O Estado capitalista e a luta de classes

Tema 3 Crise do capitalismo e as lutas de classes contemporâneas

Na contemporaneidade, quais perspectivas caracterizam a crise do capitalismo e o lugar da luta de classes?

Nesta aula, pensaremos a respeito das crises capitalistas contemporâneas e os debates sobre a luta de classes.

Iniciaremos imaginando a sociedade industrial capitalista e a classe trabalhadora ao final do século XIX: o tempo que separa o presente desta sociedade da experiência do passado vivido por ela, que hoje só pode ser pensada por meio de uma leitura histórica, nos impôs diversas mudanças sociais, culturais e econômicas, principalmente, nas formas de produção e reprodução capitalista e nas relações de trabalho.

Quais transformações podemos identificar?
Onde estão situadas as lutas de classes na atualidade?

Muitos sociólogos, filósofos, historiadores, entre outros pensadores das Ciências Humanas, se apropriaram do conceito de classe, a partir do marxismo, para analisar as contradições presentes no capitalismo, que geram diversas mazelas sociais, em uma relação de dominação e exploração.

Qual é a sua classe social?

No nosso tempo, as relações de classe se tornaram extremamente complexas, por exemplo, quando nos referimos ao proletariado.

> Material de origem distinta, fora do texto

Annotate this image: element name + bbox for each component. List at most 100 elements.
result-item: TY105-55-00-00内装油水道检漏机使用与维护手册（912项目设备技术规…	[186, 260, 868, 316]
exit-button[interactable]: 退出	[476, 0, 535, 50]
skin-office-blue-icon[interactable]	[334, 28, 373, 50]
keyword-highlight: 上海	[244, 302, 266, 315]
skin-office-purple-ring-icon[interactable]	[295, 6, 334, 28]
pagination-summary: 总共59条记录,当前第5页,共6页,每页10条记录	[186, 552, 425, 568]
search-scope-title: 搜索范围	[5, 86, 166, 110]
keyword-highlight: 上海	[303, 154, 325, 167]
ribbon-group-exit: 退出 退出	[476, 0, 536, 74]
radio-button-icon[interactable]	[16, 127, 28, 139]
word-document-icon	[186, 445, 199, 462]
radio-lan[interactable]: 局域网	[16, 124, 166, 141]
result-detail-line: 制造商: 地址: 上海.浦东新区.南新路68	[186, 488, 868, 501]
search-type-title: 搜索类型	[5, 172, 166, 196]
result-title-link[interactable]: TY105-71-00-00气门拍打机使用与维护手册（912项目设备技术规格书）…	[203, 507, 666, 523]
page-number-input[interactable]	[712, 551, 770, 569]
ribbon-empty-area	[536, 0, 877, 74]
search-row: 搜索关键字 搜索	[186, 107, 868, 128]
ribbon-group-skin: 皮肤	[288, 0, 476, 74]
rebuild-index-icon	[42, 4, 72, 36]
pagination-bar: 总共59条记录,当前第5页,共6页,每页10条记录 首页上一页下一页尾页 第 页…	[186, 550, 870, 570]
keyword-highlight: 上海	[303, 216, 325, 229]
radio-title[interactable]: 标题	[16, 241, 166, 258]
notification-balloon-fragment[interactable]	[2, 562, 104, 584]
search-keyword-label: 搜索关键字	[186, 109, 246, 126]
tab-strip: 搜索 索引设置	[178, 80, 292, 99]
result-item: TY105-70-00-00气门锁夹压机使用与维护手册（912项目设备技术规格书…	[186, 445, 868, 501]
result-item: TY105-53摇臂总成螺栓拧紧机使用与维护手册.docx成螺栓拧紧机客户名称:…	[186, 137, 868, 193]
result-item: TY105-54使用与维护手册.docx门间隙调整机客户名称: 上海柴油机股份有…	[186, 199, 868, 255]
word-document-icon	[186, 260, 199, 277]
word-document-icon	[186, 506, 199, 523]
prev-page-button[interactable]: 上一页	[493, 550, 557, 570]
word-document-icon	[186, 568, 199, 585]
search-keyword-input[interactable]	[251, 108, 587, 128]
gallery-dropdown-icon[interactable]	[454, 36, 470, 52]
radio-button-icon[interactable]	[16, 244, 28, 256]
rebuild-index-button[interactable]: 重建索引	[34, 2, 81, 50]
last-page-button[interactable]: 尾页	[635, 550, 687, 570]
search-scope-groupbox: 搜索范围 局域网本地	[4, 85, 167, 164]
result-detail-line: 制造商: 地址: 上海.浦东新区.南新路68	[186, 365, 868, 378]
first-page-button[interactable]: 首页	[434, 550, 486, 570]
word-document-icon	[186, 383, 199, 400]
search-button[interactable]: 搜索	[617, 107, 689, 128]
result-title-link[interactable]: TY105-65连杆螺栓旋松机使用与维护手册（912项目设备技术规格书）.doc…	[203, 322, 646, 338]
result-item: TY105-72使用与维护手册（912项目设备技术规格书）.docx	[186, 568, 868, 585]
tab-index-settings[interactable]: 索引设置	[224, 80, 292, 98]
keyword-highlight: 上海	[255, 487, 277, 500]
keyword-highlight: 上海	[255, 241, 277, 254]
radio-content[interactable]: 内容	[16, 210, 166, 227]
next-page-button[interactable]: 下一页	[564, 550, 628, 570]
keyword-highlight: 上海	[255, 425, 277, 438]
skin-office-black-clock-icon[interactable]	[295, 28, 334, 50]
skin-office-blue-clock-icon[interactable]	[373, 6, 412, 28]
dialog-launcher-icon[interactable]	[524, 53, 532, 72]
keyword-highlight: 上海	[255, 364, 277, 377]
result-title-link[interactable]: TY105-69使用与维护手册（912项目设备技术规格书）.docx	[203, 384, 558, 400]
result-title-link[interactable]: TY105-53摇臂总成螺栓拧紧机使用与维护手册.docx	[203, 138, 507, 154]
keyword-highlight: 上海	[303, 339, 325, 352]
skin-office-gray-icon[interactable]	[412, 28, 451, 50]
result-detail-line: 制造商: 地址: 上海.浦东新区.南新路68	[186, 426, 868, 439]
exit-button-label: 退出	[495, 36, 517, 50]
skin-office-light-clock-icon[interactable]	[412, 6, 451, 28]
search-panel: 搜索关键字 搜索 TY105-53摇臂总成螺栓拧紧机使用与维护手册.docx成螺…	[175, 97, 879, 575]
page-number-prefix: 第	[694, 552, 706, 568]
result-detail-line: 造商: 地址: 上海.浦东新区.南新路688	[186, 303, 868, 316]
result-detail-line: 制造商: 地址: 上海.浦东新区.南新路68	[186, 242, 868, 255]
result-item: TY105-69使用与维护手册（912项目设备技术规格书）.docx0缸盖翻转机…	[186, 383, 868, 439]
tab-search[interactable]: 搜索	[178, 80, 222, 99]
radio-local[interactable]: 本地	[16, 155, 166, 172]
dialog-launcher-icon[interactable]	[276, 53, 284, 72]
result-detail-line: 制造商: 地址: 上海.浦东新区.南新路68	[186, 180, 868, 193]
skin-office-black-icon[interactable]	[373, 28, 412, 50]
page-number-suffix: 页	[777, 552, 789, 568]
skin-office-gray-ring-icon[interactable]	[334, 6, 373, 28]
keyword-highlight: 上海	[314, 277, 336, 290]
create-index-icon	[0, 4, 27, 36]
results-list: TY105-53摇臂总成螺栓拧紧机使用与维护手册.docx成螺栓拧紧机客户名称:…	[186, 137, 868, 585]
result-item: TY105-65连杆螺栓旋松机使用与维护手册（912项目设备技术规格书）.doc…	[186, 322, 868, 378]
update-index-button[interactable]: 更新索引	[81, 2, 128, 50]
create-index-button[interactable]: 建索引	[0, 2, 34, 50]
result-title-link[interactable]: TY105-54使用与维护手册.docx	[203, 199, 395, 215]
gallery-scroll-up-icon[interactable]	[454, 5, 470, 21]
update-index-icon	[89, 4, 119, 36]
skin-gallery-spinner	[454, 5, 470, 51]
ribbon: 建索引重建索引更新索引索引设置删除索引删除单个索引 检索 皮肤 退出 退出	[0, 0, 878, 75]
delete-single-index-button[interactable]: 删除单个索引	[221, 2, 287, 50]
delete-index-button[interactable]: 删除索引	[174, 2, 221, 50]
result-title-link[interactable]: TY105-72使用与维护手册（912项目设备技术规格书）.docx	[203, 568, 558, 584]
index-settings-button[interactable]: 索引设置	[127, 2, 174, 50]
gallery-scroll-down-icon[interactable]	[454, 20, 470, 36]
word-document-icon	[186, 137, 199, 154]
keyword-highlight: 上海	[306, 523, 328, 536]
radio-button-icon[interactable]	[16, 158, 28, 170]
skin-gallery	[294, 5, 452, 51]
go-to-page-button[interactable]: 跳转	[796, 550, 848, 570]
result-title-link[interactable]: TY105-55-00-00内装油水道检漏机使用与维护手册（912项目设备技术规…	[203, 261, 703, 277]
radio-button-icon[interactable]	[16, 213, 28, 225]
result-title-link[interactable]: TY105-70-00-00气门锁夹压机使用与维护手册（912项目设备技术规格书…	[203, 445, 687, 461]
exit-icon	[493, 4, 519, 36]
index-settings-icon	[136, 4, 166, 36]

Quem é o proletariado hoje em dia?

Temos testemunhado índices altíssimos de desemprego no Brasil, acarretando um contexto em que o trabalhador desempregado se torna “empreendedor”, não porque domina o capital, mas justamente porque não consegue se sustentar, neste sistema, em um trabalho que lhe dê segurança. Muitos trabalhos são precarizados, ou seja, os sujeitos dispõem apenas de sua força de trabalho para sua sobrevivência e de sua família, sem nenhum tipo de garantia. Assim, a pergunta “Qual é a sua classe social?” acaba sendo difícil de ser respondida, pois, enquanto nos séculos XIX e XX, a massa proletária, formada pelos operários de indústria ou campesinato, era identificável, hoje a categoria de proletário é diluída dentro das formas e relações de trabalho.

A dificuldade da organização da classe em torno da busca de seus direitos tem sido uma das questões-problema dos séculos XX e XXI, juntamente com a própria dificuldade da organização de partidos e grupos de cunho socialistas, que, historicamente, têm, na causa do trabalhador, sua pauta principal. Certamente, os teóricos liberais do século XIX, quando debateram a crise do capitalismo na época, não seriam capazes de imaginar o quão destrutivo o sistema se tornaria, nem tampouco como mesmo os conceitos de classe e lutas se ampliariam na forma como são hoje.

Crises do capitalismo

Desempregados na fila para doação de sopa e café. Chicago, 1931.
Desempregados na fila para doação de sopa e café. Chicago, 1931.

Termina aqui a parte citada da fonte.